Now have a gander at the drawings we frequently create in the modern architectural office:
You’ll notice that in the hand drawn sheet that the section is the main piece on the page and it is surrounded by details. This sheet does a good job of showing related drawings. Other sheets I have seen will have some very tangentially related drawings on them. I think a big part if that is just how the hand drawn sheet uses as much of the paper as possible. By fitting a detail wherever it can feet can reduce a sheet or two and thus printing costs.
Contrast that with my contemporary sheet. It’s crisper and cleaner (ie, lacks a certain character) but all the extra details have their titles lined up both horizontally and vertically. This makes it easier to find a detail, notice the order, but also is less efficient on the page.
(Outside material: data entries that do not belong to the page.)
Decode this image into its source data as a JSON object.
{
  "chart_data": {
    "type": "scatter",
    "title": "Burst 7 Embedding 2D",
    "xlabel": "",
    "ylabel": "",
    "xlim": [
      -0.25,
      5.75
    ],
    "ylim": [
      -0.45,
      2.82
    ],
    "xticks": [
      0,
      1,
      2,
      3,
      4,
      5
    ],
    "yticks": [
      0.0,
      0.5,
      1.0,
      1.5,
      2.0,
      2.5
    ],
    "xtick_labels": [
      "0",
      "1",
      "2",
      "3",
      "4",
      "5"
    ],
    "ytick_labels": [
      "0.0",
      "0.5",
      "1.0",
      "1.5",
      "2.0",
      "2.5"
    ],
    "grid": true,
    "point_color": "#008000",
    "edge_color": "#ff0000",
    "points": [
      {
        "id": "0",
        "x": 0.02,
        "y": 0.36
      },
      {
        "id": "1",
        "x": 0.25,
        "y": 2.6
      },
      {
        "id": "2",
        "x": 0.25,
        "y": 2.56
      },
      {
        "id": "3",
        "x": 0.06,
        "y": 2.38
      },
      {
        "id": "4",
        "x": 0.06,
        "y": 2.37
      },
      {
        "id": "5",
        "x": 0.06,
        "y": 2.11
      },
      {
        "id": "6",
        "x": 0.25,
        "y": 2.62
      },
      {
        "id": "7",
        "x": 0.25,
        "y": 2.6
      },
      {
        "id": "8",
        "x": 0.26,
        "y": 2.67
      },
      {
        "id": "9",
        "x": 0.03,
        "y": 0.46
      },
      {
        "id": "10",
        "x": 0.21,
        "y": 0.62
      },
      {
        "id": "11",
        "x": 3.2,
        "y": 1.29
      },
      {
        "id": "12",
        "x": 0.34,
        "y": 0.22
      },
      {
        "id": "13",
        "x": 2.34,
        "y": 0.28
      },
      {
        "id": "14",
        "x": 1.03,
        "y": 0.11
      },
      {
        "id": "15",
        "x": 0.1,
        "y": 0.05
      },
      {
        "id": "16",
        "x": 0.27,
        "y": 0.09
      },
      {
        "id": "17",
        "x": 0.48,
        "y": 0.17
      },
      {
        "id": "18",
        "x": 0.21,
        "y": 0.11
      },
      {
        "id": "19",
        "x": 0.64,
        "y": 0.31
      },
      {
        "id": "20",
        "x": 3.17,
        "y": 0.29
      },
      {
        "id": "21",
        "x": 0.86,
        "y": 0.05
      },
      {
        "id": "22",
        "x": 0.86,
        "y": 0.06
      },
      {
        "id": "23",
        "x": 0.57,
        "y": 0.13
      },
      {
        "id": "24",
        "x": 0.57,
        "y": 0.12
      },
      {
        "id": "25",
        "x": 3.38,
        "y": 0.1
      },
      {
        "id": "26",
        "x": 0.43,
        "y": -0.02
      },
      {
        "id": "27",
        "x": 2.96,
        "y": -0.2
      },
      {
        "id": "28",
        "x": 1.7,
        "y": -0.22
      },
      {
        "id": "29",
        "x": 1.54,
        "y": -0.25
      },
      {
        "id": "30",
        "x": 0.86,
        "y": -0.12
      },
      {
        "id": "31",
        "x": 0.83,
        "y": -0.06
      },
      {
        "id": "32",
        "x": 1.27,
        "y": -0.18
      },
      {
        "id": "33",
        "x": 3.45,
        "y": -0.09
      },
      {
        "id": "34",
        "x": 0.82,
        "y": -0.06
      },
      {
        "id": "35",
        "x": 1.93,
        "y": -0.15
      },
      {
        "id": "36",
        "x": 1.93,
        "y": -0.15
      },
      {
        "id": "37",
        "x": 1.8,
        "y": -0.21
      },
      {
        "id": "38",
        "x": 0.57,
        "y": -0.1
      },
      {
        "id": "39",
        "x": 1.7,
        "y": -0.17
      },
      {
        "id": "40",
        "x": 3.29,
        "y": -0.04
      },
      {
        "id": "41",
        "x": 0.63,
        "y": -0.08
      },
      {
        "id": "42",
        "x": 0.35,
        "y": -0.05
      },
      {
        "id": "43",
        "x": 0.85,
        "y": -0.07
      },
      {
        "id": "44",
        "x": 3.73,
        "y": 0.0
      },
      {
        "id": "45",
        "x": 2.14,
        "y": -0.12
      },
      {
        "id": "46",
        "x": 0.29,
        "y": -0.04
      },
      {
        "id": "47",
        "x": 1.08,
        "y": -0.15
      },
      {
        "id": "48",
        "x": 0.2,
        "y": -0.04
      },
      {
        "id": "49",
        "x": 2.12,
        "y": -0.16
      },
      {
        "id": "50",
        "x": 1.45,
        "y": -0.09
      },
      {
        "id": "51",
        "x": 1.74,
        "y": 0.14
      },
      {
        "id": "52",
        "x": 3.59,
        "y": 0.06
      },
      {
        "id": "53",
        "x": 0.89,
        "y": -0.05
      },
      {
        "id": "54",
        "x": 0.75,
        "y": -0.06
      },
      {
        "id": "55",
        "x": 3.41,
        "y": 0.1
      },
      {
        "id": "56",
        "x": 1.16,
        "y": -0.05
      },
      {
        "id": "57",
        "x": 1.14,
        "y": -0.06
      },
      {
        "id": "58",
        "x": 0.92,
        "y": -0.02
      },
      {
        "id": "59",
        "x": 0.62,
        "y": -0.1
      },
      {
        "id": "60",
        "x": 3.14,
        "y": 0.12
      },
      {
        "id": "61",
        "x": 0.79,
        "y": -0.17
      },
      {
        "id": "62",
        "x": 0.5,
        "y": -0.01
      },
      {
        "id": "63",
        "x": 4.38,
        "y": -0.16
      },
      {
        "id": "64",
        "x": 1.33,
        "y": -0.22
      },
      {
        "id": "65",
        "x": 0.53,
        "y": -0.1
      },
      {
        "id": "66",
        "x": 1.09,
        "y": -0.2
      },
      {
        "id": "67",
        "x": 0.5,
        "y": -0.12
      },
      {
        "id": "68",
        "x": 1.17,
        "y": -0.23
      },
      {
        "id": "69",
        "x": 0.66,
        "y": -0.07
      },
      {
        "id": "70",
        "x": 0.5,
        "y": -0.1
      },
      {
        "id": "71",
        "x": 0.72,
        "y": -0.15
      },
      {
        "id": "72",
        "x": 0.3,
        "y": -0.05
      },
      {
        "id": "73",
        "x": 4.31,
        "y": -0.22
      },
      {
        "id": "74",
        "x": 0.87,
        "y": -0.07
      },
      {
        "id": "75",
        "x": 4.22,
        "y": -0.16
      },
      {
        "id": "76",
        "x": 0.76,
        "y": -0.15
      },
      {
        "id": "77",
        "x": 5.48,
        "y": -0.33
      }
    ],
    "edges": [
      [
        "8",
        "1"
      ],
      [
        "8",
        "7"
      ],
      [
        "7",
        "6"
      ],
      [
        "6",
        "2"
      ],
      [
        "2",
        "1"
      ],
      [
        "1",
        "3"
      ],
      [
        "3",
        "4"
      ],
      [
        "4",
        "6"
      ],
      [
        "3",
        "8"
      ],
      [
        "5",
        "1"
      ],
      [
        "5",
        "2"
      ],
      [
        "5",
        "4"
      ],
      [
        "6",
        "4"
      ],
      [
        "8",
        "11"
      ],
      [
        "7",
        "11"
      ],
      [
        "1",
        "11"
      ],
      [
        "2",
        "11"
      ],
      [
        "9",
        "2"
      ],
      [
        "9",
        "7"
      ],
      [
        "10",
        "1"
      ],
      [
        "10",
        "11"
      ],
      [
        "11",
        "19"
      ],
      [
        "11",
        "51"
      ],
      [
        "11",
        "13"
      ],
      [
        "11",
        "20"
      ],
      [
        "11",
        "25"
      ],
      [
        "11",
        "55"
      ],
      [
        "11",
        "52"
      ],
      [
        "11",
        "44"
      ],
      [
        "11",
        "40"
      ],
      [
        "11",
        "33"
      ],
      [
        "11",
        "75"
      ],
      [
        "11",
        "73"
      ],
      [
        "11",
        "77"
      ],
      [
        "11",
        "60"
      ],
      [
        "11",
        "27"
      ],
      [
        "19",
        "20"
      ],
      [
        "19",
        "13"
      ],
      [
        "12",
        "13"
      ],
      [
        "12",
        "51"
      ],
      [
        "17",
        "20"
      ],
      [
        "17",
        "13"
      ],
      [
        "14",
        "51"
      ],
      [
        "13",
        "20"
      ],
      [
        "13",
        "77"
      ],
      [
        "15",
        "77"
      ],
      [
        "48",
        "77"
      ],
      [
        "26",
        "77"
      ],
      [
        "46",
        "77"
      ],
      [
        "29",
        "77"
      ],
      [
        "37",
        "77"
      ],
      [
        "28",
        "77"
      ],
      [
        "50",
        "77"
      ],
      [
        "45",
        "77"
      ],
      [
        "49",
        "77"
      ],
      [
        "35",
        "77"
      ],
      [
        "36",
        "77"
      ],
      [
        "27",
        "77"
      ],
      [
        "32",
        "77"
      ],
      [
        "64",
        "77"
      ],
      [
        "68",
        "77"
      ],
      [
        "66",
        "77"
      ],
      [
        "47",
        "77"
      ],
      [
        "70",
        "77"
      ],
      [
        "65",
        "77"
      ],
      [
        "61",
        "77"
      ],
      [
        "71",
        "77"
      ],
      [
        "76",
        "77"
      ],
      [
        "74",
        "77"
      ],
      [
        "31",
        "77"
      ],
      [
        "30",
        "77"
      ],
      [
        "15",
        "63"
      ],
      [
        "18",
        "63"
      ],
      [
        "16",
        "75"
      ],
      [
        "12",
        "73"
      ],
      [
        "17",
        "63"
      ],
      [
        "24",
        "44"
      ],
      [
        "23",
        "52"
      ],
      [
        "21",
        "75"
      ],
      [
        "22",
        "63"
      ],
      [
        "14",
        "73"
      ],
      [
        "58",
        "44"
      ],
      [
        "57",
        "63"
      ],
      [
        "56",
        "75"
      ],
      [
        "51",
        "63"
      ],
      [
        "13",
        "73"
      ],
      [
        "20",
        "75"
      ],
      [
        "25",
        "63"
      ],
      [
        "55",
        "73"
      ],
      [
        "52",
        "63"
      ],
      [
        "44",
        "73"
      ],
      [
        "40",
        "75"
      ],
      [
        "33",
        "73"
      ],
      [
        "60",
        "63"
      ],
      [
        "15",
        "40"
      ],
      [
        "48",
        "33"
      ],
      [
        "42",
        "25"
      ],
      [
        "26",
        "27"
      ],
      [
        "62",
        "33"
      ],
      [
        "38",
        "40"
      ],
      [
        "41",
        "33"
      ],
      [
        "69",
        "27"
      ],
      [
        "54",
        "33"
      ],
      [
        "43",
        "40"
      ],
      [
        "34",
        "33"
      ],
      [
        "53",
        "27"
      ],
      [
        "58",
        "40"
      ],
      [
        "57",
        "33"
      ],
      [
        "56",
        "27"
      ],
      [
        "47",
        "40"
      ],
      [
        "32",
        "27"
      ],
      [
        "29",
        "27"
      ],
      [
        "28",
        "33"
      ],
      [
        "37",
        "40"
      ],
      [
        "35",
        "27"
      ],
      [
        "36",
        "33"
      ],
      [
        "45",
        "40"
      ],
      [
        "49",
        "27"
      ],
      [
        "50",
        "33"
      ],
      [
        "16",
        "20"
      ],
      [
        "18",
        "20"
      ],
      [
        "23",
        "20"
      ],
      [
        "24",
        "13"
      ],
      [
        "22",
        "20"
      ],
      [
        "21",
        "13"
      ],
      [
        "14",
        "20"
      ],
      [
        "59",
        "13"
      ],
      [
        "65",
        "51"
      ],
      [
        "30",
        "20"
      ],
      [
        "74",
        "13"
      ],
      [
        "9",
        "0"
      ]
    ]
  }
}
The hand drawn sheet has notes all over the place (ie, where they fit) whereas mine has notes placed in an orderly fashion – because I have the ability to move things around infinitely.
However, this biggest thing that gets me is that the person who drew that sheet by hand most likely committed to a location on the page before he, or she, know exactly which details where needed. If mine section needs to move to accodate a new detail, i just move it.
Another is that each line was purposely placed by a pencil in a hand. My lines have to go through a mouse and back through a screen. Frequently many have already been drawn as a result of simply creating the floor plan.
What are your fascinations with vintage architectural drawings?